Hello iam looking for some advice if possiable.iam a 27 yearold with a partner a 2year old.id like to move to perth as a truck driver.iam wondering what the average wage would be enough to support us all.also how yous find austrsila for expats moving over ie setteling in.any advice would be great


----------



## amaslam (Sep 25, 2008)

First you'd need to pass a skills assessment before applying for a visa (175 or 176). 

Also AU favours in demand skills and I don't know if truck driving is in demand. Do you have a more specialised skill like forklift operator or crane operator which is similar to driving?






Glasgowtrucker said:


> Hello iam looking for some advice if possiable.iam a 27 yearold with a partner a 2year old.id like to move to perth as a truck driver.iam wondering what the average wage would be enough to support us all.also how yous find austrsila for expats moving over ie setteling in.any advice would be great


----------



## Glasgowtrucker (Dec 15, 2010)

amaslam said:


> First you'd need to pass a skills assessment before applying for a visa (175 or 176).
> 
> Also AU favours in demand skills and I don't know if truck driving is in demand. Do you have a more specialised skill like forklift operator or crane operator which is similar to driving?
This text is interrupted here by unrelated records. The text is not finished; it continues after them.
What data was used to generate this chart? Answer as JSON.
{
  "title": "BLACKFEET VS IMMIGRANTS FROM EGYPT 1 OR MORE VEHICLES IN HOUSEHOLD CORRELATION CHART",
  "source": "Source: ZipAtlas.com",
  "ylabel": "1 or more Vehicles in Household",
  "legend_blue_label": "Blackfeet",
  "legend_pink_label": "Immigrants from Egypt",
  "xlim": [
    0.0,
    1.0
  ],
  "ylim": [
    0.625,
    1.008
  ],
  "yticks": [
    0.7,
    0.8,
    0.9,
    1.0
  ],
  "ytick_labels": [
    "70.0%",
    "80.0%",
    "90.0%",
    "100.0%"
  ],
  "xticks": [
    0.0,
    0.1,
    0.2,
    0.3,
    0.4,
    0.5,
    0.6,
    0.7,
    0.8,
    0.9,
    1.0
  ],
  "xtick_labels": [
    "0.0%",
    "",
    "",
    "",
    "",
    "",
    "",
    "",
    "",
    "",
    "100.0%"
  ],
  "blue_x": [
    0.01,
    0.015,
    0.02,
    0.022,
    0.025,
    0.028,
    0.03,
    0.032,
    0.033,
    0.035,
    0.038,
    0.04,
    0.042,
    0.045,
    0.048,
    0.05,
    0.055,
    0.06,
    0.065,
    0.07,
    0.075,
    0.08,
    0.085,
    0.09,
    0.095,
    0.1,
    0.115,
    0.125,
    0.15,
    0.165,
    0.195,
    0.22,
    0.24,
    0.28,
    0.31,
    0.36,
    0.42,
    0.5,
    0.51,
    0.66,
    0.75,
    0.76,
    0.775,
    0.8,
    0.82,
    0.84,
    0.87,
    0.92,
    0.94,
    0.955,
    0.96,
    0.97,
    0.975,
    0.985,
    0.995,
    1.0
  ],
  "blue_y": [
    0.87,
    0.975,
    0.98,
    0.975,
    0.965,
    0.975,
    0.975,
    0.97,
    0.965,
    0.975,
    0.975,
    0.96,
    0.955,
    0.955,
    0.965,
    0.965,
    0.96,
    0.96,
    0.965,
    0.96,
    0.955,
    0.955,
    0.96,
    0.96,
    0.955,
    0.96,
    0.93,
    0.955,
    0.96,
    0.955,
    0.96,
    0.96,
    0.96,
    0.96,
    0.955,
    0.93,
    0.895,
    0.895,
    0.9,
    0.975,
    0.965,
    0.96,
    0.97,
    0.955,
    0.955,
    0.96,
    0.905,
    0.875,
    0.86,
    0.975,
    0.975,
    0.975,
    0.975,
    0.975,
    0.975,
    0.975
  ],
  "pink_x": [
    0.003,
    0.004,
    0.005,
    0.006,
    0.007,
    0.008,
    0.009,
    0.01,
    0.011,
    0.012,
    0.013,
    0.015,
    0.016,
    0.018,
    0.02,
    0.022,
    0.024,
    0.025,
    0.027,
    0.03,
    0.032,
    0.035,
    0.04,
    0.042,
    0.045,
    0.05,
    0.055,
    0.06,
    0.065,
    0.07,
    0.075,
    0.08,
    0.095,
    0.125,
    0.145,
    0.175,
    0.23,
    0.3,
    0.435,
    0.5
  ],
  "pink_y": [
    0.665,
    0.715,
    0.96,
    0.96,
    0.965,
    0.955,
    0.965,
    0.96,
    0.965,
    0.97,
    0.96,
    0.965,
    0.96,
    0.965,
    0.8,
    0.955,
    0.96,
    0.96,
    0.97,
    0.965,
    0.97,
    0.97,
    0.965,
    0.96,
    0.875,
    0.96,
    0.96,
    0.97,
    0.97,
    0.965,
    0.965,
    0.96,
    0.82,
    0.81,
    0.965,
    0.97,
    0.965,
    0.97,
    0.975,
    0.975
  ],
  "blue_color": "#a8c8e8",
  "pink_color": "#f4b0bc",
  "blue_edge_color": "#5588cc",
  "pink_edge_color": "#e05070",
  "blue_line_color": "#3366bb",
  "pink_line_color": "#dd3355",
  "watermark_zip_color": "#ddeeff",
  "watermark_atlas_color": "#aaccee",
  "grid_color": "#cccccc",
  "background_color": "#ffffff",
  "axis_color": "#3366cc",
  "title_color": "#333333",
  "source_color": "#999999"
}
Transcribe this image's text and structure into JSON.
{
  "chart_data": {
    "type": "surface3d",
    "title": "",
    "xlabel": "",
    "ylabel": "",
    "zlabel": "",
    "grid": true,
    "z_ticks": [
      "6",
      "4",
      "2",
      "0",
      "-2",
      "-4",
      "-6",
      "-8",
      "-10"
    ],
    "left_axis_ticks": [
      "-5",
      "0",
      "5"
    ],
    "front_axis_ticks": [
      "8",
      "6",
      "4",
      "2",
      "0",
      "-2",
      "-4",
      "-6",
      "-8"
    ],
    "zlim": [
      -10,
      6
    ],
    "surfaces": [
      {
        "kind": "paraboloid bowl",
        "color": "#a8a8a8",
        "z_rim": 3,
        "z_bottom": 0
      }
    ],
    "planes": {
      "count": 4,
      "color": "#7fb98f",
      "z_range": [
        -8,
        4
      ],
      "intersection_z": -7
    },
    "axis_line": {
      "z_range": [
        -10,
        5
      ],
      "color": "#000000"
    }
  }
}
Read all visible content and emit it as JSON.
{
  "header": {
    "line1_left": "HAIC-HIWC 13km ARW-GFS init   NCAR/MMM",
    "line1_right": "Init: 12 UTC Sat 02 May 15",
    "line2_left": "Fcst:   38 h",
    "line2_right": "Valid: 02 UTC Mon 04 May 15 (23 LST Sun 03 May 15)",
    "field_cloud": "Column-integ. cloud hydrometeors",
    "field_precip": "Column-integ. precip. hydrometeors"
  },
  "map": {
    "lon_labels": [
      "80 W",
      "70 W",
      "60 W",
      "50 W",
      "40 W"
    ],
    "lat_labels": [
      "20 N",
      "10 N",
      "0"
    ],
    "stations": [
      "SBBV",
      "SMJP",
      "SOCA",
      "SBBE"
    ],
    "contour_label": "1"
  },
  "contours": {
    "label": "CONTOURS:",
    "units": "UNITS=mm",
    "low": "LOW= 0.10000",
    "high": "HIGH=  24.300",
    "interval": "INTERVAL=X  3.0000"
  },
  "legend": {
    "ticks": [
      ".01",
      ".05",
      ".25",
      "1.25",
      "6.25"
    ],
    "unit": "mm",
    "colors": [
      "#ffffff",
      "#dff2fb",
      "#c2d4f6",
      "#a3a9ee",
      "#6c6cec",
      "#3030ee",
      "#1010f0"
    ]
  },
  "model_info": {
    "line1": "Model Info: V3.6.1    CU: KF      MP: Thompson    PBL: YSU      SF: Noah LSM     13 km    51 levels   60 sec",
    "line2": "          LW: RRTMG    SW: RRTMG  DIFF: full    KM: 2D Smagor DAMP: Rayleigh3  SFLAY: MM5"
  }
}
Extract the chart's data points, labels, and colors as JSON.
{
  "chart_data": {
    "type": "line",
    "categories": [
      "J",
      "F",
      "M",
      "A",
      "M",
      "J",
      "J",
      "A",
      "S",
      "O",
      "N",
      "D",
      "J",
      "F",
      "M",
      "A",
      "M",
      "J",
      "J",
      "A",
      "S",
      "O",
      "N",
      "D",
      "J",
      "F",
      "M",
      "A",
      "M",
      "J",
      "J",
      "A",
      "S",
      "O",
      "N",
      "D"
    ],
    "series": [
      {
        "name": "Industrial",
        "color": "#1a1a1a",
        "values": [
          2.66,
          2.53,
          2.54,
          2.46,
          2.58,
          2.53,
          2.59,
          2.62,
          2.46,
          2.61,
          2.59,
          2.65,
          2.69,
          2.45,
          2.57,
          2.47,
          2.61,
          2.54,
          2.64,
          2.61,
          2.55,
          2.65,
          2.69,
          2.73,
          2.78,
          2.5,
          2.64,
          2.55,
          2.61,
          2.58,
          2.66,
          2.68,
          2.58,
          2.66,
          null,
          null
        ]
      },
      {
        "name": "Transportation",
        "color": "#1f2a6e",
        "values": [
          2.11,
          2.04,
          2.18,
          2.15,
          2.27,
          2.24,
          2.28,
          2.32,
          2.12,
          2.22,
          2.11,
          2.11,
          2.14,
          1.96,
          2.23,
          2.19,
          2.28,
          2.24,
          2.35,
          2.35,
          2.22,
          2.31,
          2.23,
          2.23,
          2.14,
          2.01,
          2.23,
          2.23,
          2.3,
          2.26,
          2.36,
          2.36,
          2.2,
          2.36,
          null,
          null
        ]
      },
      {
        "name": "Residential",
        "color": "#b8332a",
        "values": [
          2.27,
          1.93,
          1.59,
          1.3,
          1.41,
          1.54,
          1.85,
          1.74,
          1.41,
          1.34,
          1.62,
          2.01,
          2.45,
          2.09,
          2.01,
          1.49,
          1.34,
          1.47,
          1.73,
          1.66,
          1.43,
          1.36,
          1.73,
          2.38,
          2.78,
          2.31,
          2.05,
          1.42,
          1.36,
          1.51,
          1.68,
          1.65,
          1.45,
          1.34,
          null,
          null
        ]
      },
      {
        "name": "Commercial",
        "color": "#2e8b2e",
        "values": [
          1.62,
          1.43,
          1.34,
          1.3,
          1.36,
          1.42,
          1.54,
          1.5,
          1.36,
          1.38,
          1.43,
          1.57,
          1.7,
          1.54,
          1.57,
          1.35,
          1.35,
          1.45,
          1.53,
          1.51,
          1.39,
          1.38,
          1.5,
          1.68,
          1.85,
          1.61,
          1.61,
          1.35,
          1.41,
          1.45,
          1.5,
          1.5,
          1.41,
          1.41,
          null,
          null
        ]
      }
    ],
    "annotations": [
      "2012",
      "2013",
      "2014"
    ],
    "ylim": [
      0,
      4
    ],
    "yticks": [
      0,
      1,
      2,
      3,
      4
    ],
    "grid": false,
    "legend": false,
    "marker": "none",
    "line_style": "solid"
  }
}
hi thanks for the reply.iam a glazier to trade fixing panes of glass and installing upvc windows.i have a city and guilds for it.i would like to use my artic license c+e.also a bus license.


----------



## amaslam (Sep 25, 2008)

I think the best bet would be to assess as a glazier as that is an specialised skill I think. I would first find out which agency assesses that. Look at the skills lists at the Immi website and then contact the appropriate assessing agency (i.e. Vetassess).



Glasgowtrucker said:


> hi thanks for the reply.iam a glazier to trade fixing panes of glass and installing upvc windows.i have a city and guilds for it.i would like to use my artic license c+e.also a bus license.


----------



## Nignoy (Jun 4, 2010)

truck drivers in australia are 10 a penny, I had english and german artic and lowloader licences london bus licence as well, it is hard enough swapping the licences over , but the job situation for truckies is dismal as glazier you stand a better chance ,where we live in queensland lots of road trains 3 and 4 trailers upto 160foot long and no motorways, dual carriageways in the occasional country town but not much else, think it over , jl


----------